1.4. Le motif de l’action

De façon plus directe, la vision est souvent liée à l’action chez Gide ; elle la précède et la conditionne dans une certaine mesure. Elle agit comme un signal que va interpréter le personnage. C’est la vue qui va déterminer le moment du retour d’El Hadj vers le peuple :

« dès que je vis la nuit enfin dolente chavirer sur la dune où la blancheur naissait, je me remis en route vers les tentes[1]. »

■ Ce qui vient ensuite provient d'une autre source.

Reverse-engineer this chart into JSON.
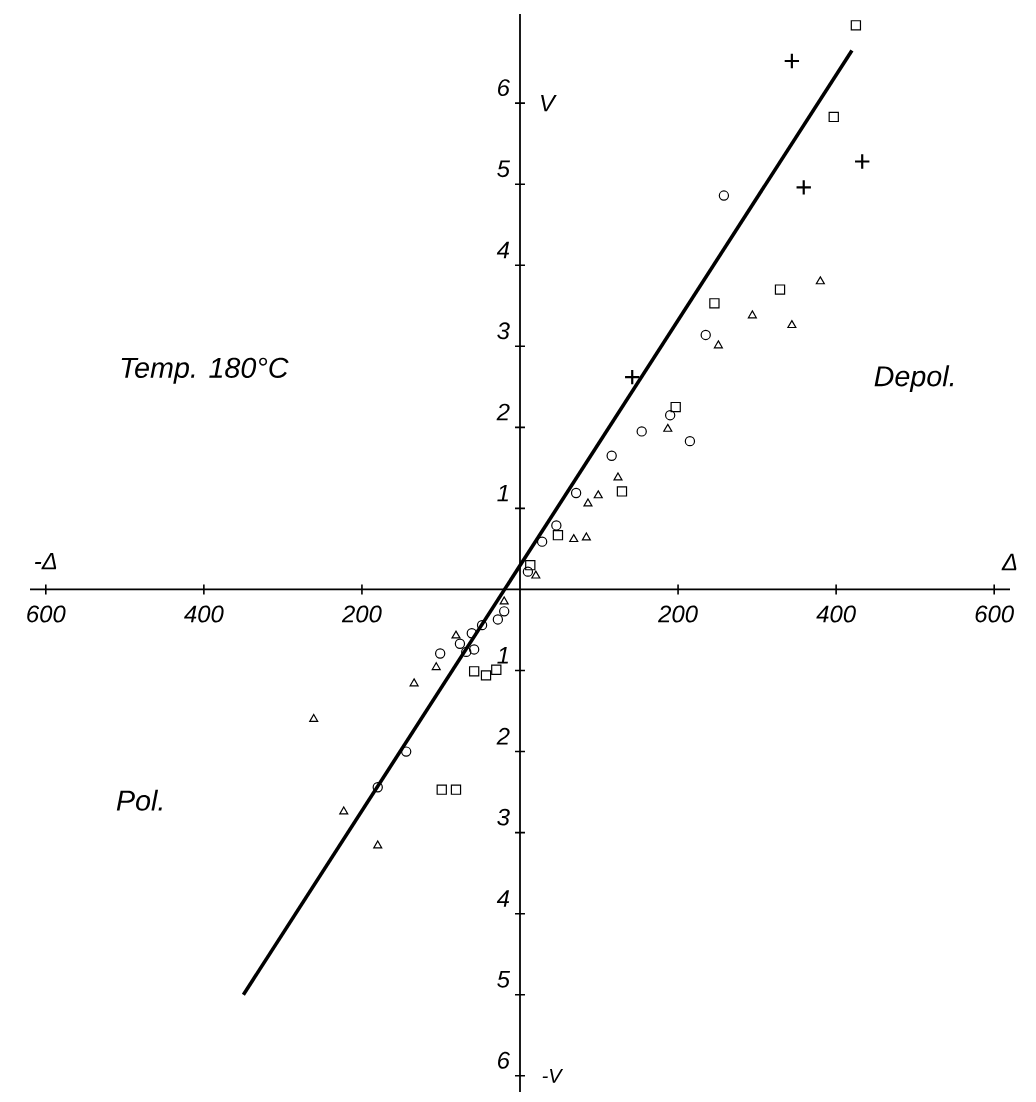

Dans Les Nourritures terrestres, Gide réinterprète aussi l’ultime séparation du mythe d’Orphée et Eurydice en supposant que le coup d’œil en arrière d’Orphée était volontaire :

« Eurydice, ma belle, je suis pour vous Orphée

Qui d’un regard, dans les enfers, vous répudie,

Importuné d’être suivi[2] ; »

Le regard devient actif et prend une signification plus profonde : c’est consciemment et volontairement qu’Orphée se retourne pour condamner définitivement Eurydice. Ce coup d’œil en arrière constitue une véritable action. L’idée d’une vision active se retrouve dans Paludes :

« — À présent, j’éternue ; oui, sitôt que la pensée s’arrête et que la contemplation me commence, je prends froid[3]. »

Il semble que la contemplation, de même que l’action, ne puisse commencer que lorsque la pensée s’interrompt. Cependant, il y a des risques à ce que l’action succède trop vite à la vision. Dans Perséphone, le chœur des Nymphes prône la plus grande précaution au personnage éponyme :

« Tiens-toi sur tes gardes.

Défends-toi toujours

De suivre, hagarde,

Ce que tu regardes

Avec trop d’amour[4]. »

C’est notamment au jeune Narcisse que pense le chœur des Nymphes, afin que Perséphone considère avec une distance critique l’amour qu’elle éprouve pour lui. Le risque réside dans le lien étroit qui unit l’observation à l’acte. Gide lui-même est bien conscient du pouvoir déclencheur du regard. Lors de son voyage en U.R.S.S., il est étonné de constater comme le contact peut devenir facile, comme les amitiés peuvent se lier facilement d’un seul coup d’œil :

« Aussi bien nulle part autant qu’en U.R.S.S. le contact avec tous et n’importe qui, ne s’établit plus aisément, immédiat, profond, chaleureux. Il se tisse aussitôt – parfois un regard y suffit – des liens de sympathie violente[5]. »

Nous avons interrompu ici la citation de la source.